Objective: The authors investigated the idea that some patients with schizophrenia exhibit a chronic, deteriorating course without showing frank neurodegeneration at postmortem examination. Oxidative damage is one form of cellular injury that may cause cellular dysfunction without necessarily leading to neuron death.
Methods: Authors obtained postmortem hippocampi from 13 elderly non-psychiatric comparison cases and 10 patients with "poor-outcome" schizophrenia. The groups were compared for the presence of neuronal 8-hydroxy, 2' deoxyguanosine (8-OHdG), a robust marker of oxidized DNA, and neuronal Ki-67, a marker of cell-cycle activation, as well as neurofibrillary tangles, amyloid-beta senile plaques, and astrocytosis.

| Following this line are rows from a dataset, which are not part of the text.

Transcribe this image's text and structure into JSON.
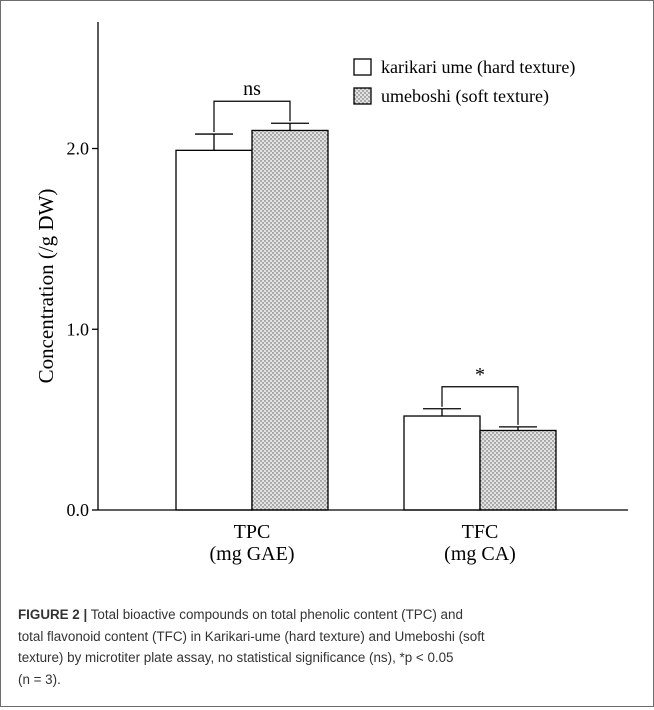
{
  "chart_data": {
    "type": "bar",
    "categories": [
      "TPC",
      "TFC"
    ],
    "category_sublabels": [
      "(mg GAE)",
      "(mg CA)"
    ],
    "series": [
      {
        "name": "karikari ume (hard texture)",
        "values": [
          1.99,
          0.52
        ],
        "errors": [
          0.09,
          0.04
        ],
        "fill": "white"
      },
      {
        "name": "umeboshi (soft texture)",
        "values": [
          2.1,
          0.44
        ],
        "errors": [
          0.04,
          0.02
        ],
        "fill": "dotted-gray"
      }
    ],
    "significance": [
      "ns",
      "*"
    ],
    "title": "",
    "xlabel": "",
    "ylabel": "Concentration (/g DW)",
    "ylim": [
      0,
      2.7
    ],
    "yticks": [
      0.0,
      1.0,
      2.0
    ],
    "ytick_labels": [
      "0.0",
      "1.0",
      "2.0"
    ],
    "legend_position": "top-right",
    "grid": false
  },
  "caption": {
    "label": "FIGURE 2 |",
    "lines": [
      "Total bioactive compounds on total phenolic content (TPC) and",
      "total flavonoid content (TFC) in Karikari-ume (hard texture) and Umeboshi (soft",
      "texture) by microtiter plate assay, no statistical significance (ns), *p < 0.05",
      "(n = 3)."
    ]
  },
  "colors": {
    "axis": "#000000",
    "dots": "#555555",
    "pattern_bg": "#e3e3e3",
    "frame": "#6d6d6d",
    "caption_text": "#333333"
  }
}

Results: The mean proportion of neurons exhibiting 8-OHdG immunoreactivity was 10 times higher in schizophrenia than in comparison cases. Ki-67 was similarly elevated and was correlated with 8-OHdG in the schizophrenia group. There were no significant between-group differences for densities of neurofibrillary tangles, amyloid-beta plaques, or astrocytes.
Conclusions: Our data provide evidence for oxidative DNA damage and coordinated cell-cycle activation in elderly "poor-outcome" schizophrenia. These findings could have important implications for cellular metabolism, gene expression, and membrane functioning in schizophrenia.